Author: Victoria Aly
Time for reading: ~2
minutes
Last Updated:
October 22, 2022
Never tasted raw mushrooms or broccoli? And beets and cauliflower? Then right now we will tell you which vegetables can be eaten raw, although in our country this is not particularly accepted. And in vain - it is in the raw form that they retain the maximum benefit.
Never tasted raw mushrooms or broccoli? And beets and cauliflower? Then right now we will tell you which vegetables can be eaten raw, although in our country this is not particularly accepted. And in vain - it is in the raw form that they retain the maximum benefit.
First, cauliflower is very healthy: it is low in calories, high in fiber, vitamins C and K, sulforaphane, and choline. It is the latter that helps maintain the structure of cell membranes and participates in the production of acetylcholine, a neurotransmitter that significantly affects brain health and helps prevent serious neurodegenerative diseases (for example, Alzheimer's disease).
Second, raw cauliflower is delicious. It is somewhat similar to ordinary white cabbage. Wash it well, cut it into florets, add hummus or guacamole - and a quick healthy snack is ready.
Broccoli is often overcooked, and because of this, it turns into an unappetizing green mass. And fresh raw broccoli is crunchy and juicy. During heat treatment, it loses some vitamins, for example, vitamin C: if 100 g of broccoli contains about 90 mg of the vitamin, almost 40% is lost during cooking.
In addition, broccoli contains potassium, vitamin A, fiber, folic acid and sulforaphane, an important substance that can lower blood pressure, improve heart health and even fight cancer cells. A study by Dutch scientists showed that the digestibility of sulforaphane is higher when eating raw broccoli than when cooked.

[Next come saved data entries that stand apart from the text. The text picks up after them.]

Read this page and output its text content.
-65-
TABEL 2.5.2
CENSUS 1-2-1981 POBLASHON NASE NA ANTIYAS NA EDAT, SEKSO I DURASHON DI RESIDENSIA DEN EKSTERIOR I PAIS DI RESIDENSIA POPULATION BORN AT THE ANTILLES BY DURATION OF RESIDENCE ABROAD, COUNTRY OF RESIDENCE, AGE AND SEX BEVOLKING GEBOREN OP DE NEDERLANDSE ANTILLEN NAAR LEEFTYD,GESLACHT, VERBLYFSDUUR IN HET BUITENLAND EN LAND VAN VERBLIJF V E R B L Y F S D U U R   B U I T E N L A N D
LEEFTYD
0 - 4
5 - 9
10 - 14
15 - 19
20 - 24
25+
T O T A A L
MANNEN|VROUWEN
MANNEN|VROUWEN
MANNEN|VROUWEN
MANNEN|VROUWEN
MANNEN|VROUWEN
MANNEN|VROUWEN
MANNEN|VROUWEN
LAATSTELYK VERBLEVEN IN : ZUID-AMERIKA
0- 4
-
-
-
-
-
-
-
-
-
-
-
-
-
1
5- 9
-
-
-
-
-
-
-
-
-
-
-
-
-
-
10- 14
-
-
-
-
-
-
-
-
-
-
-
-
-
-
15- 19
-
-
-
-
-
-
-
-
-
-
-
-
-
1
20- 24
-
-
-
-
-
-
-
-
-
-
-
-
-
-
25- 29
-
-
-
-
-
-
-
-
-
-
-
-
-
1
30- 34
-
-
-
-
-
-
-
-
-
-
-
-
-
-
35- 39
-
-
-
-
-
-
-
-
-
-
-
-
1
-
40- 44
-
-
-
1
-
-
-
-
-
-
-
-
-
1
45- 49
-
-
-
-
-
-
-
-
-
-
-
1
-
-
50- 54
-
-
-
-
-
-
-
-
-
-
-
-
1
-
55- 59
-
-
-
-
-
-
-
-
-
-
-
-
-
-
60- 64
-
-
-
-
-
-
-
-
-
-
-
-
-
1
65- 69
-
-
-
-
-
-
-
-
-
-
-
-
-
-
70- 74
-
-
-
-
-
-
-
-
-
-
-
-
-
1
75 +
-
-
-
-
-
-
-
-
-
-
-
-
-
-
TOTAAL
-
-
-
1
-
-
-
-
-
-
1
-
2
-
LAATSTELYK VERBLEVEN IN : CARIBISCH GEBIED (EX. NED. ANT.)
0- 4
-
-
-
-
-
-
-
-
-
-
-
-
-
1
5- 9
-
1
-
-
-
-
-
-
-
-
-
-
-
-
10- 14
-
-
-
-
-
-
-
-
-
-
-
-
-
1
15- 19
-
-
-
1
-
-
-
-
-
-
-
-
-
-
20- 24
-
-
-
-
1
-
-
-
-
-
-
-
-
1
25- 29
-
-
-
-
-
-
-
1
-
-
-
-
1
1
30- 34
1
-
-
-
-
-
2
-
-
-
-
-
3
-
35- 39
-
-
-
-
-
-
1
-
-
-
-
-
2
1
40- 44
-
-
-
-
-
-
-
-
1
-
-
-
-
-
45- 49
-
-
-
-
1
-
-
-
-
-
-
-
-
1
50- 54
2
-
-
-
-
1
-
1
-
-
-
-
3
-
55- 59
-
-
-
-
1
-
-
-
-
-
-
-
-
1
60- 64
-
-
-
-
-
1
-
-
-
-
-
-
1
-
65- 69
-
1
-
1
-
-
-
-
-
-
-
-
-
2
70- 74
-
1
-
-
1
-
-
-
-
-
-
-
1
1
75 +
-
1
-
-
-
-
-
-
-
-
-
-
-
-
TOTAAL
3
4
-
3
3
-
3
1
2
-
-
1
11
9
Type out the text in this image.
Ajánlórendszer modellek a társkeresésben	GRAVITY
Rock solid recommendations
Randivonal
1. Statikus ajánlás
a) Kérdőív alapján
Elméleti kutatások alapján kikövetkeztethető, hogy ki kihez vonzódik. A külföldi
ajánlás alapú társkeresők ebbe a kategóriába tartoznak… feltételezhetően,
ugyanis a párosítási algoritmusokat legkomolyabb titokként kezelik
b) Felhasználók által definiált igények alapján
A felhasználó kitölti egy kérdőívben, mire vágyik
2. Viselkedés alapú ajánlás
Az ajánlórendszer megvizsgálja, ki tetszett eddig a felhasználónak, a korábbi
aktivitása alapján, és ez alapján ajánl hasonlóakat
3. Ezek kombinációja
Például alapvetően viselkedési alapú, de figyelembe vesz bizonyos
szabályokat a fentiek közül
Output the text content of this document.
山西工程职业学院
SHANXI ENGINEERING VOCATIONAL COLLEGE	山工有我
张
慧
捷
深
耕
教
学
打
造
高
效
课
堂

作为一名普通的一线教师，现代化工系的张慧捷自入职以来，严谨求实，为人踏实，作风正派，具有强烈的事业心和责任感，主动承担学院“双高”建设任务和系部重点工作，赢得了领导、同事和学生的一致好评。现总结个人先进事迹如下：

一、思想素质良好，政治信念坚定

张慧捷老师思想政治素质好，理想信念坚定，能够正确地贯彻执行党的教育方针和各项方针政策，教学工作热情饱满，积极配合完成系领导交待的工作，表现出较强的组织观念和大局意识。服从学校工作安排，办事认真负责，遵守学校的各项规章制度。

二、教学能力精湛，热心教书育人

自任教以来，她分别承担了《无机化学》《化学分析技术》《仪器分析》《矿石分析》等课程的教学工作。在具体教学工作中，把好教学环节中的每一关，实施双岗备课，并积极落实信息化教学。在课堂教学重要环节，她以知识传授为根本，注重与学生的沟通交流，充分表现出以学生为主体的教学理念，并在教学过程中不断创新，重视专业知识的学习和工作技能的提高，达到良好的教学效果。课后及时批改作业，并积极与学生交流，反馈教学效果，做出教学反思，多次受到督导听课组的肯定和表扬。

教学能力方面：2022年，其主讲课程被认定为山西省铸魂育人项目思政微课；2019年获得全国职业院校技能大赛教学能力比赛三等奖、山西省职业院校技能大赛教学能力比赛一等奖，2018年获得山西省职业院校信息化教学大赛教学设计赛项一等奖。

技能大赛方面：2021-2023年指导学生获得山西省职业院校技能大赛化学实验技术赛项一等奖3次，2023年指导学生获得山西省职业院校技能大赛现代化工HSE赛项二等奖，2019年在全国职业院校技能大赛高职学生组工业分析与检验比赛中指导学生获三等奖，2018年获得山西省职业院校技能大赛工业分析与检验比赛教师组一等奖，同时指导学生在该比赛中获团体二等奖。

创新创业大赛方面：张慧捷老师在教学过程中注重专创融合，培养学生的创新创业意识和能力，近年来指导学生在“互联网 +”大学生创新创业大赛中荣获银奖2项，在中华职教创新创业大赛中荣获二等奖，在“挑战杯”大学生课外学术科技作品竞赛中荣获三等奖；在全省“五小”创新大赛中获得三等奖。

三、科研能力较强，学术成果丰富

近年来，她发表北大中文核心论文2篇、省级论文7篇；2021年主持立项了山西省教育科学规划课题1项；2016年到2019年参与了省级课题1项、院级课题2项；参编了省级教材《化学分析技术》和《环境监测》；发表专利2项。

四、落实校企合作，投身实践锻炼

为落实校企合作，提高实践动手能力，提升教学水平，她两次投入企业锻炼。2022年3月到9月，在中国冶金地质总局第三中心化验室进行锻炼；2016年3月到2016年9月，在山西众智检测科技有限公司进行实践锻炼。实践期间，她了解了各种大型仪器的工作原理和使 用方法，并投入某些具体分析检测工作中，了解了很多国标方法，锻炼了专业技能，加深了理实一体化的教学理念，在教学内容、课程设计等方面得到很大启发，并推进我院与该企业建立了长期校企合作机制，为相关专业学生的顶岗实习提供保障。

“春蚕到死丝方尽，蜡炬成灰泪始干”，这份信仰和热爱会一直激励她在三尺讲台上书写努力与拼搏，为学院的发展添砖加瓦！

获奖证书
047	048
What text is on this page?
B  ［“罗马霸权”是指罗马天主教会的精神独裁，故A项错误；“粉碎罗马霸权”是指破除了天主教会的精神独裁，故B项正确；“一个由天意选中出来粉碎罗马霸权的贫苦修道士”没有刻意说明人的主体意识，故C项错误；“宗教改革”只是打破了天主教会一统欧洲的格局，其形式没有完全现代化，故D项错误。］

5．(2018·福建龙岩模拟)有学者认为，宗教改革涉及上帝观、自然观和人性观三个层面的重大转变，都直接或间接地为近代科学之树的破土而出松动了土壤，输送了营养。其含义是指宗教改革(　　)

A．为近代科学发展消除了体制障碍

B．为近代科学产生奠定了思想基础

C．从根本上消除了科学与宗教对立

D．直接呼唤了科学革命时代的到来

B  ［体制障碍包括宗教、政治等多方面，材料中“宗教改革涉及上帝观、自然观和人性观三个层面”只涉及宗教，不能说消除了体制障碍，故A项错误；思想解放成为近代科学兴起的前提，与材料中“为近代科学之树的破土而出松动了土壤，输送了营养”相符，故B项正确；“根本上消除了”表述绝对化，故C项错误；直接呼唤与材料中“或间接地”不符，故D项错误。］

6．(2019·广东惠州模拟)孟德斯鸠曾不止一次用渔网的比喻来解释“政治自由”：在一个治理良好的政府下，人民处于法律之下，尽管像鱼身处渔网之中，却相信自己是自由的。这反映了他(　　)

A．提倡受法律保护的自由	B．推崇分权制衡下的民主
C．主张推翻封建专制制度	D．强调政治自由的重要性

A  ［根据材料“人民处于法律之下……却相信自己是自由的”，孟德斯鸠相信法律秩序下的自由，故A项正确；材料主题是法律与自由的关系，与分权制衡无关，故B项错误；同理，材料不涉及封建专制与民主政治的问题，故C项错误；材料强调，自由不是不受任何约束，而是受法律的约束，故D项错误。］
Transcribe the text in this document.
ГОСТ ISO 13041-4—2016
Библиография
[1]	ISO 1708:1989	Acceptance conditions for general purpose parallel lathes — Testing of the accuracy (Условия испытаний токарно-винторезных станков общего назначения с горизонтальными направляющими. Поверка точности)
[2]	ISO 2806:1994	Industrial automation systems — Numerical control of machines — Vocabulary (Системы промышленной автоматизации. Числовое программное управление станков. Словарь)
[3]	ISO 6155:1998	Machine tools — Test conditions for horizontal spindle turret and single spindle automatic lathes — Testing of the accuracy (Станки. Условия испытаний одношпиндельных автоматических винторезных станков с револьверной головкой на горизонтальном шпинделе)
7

One medium bell pepper contains about 32 calories and a lot of vitamin C - almost 150% of the daily value. During heat treatment, part of the vitamin is destroyed, so if you want to get the maximum benefit from this vegetable, it is better to eat it raw. In addition, bell peppers are an excellent source of vitamin B6, vitamin E and magnesium. Add it to salads or use it as a snack with other vegetables and dips.
Raw zucchini is somewhat similar to a low-fat avocado, so they are great for light vegetable salads. Young fruits can be used to make spaghetti or envelopes for snacks.
An average young zucchini contains about 33 calories, more than 2 g of protein, 2 g of fiber, vitamin A, vitamin C and potassium, an important element for the functioning of the whole body.
Beets are usually associated with borscht, vinaigrette or, at most, with a salad of baked vegetables. But it is good for salads and raw. Just grate a beetroot, carrot and apple, add a little lemon juice and ginger - and a light salad with a lot of fiber is ready.
Beets are rich in vitamin C, potassium, manganese and folic acid (vitamin B9), which helps the immune and circulatory systems and supports the body's reproductive functions.
We know that mushrooms are not vegetables, but we decided not to make a separate list for them.
Mushrooms, unlike forest mushrooms, can be safely eaten raw. The easiest option is to add them to vegetable salads and side dishes or eat them whole, sprinkled with lemon juice or soy sauce.
The minimum number of calories and many B vitamins, potassium, magnesium and vegetable protein make mushrooms an indispensable ingredient for vegetarians.